Reasumując Sąd uznał, że pomiędzy zaniechaniem ubezpieczonego Gminy A., a szkodą w postaci obrażeń powoda, jakich doznał na skutek upadku, istnieje adekwatny związek przyczynowo-skutkowy, co rodzi odpowiedzialność na zasadzie winy, a tym samym, stanowi podstawę odpowiedzialności pozwanego.

Stosownie do treści art. 444 § 1 k.p.c., w razie uszkodzenia ciała lub wywołania rozstroju zdrowia naprawienie szkody obejmuje wszelkie wynikłe z tego powodu koszty. Na żądanie poszkodowanego zobowiązany do naprawienia szkody powinien wyłożyć z góry sumę potrzebną na koszty leczenia, a jeżeli poszkodowany stał się inwalidą, także sumę potrzebną na koszty przygotowania do innego zawodu. Natomiast, jeżeli poszkodowany utracił całkowicie lub częściowo zdolność do pracy zarobkowej albo jeżeli zwiększyły się jego potrzeby lub zmniejszyły widoki powodzenia na przyszłość, może on żądać od zobowiązanego do naprawienia szkody odpowiedniej renty (§ 2 art. 444 k.c.).

Ponadto, w przypadku uszkodzenia ciała lub wywołania rozstroju zdrowia, Sąd może przyznać poszkodowanemu odpowiednią sumę tytułem zadośćuczynienia pieniężnego za doznaną krzywdę (art. 445 k.c.).

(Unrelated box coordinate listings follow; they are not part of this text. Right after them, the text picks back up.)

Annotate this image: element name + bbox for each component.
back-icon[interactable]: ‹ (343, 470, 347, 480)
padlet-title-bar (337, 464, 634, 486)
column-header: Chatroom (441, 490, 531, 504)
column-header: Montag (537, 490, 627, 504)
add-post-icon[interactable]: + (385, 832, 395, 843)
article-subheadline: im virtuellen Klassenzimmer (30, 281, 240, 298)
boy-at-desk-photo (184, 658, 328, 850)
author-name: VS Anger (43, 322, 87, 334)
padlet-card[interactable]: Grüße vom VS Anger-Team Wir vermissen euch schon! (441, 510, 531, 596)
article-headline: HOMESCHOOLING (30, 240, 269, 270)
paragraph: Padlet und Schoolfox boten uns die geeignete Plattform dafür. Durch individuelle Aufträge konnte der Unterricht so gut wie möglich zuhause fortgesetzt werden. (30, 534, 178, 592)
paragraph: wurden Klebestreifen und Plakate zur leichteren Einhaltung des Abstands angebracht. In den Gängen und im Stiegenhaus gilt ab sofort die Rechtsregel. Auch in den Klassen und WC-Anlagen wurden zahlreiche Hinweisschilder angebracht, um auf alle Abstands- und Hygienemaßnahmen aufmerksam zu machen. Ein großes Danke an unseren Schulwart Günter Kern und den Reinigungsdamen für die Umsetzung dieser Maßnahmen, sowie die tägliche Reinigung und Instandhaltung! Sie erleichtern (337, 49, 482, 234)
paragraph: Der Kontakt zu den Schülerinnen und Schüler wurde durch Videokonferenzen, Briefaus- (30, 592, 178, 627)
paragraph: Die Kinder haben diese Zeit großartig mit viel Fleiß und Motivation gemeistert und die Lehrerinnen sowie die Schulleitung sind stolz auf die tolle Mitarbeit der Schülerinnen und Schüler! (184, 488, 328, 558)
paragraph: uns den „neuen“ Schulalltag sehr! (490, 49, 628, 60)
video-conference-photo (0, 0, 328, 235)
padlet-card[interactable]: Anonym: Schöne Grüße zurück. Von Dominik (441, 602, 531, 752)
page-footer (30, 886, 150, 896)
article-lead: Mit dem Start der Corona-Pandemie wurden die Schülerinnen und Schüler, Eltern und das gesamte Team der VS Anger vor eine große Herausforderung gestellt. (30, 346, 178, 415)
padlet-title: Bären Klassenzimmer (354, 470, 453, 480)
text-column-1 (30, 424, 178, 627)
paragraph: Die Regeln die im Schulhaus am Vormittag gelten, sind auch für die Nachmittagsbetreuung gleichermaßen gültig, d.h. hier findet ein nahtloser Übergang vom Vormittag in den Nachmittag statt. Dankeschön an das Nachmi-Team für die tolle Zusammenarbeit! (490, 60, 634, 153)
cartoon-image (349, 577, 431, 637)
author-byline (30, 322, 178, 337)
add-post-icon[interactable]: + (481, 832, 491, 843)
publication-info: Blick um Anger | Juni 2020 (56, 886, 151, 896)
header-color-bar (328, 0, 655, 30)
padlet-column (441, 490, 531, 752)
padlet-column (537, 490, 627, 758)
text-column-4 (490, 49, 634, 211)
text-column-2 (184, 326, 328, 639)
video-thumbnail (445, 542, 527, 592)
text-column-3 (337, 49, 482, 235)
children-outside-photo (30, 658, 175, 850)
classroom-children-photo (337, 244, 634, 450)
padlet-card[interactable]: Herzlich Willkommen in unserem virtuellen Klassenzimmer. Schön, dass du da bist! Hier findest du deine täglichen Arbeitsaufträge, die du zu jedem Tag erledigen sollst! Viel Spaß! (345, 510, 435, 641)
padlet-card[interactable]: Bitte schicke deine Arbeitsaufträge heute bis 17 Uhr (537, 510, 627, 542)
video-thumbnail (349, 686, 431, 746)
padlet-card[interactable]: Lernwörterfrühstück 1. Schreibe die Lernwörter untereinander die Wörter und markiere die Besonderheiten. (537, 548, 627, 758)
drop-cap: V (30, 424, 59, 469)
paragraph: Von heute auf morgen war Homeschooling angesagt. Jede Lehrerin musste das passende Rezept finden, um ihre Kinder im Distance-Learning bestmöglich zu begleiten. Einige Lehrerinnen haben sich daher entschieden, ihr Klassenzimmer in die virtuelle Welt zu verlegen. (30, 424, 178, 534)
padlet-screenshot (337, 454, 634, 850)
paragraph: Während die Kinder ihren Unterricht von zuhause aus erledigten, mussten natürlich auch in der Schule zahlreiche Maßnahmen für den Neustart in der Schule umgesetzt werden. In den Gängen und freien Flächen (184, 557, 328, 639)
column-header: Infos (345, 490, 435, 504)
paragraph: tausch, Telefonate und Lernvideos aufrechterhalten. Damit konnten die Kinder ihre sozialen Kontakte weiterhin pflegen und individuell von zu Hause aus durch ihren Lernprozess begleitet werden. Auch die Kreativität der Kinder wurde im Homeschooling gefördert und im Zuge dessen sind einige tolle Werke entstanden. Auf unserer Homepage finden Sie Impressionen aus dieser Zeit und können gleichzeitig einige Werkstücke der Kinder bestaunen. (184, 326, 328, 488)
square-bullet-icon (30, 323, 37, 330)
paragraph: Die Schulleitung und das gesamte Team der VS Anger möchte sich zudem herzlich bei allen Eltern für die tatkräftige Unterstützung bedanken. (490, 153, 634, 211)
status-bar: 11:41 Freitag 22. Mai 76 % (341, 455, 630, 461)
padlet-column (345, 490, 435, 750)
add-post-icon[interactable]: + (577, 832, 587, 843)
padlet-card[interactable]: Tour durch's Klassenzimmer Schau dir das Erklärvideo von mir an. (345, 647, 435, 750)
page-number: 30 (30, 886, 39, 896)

Zgodnie z ugruntowanym w doktrynie i orzecznictwie poglądem, zadośćuczynienie stanowi sposób naprawienia szkody niemajątkowej na osobie, wyrażającej się krzywdą w postaci doznanych cierpień fizycznych i psychicznych. Inaczej niż przy odszkodowaniu, w przypadku zadośćuczynienia, ustawodawca nie wprowadza jasnych kryteriów ustalania jego wysokości. Wskazuje jedynie ogólnikowo, iż suma przyznana z tego tytułu winna być odpowiednia.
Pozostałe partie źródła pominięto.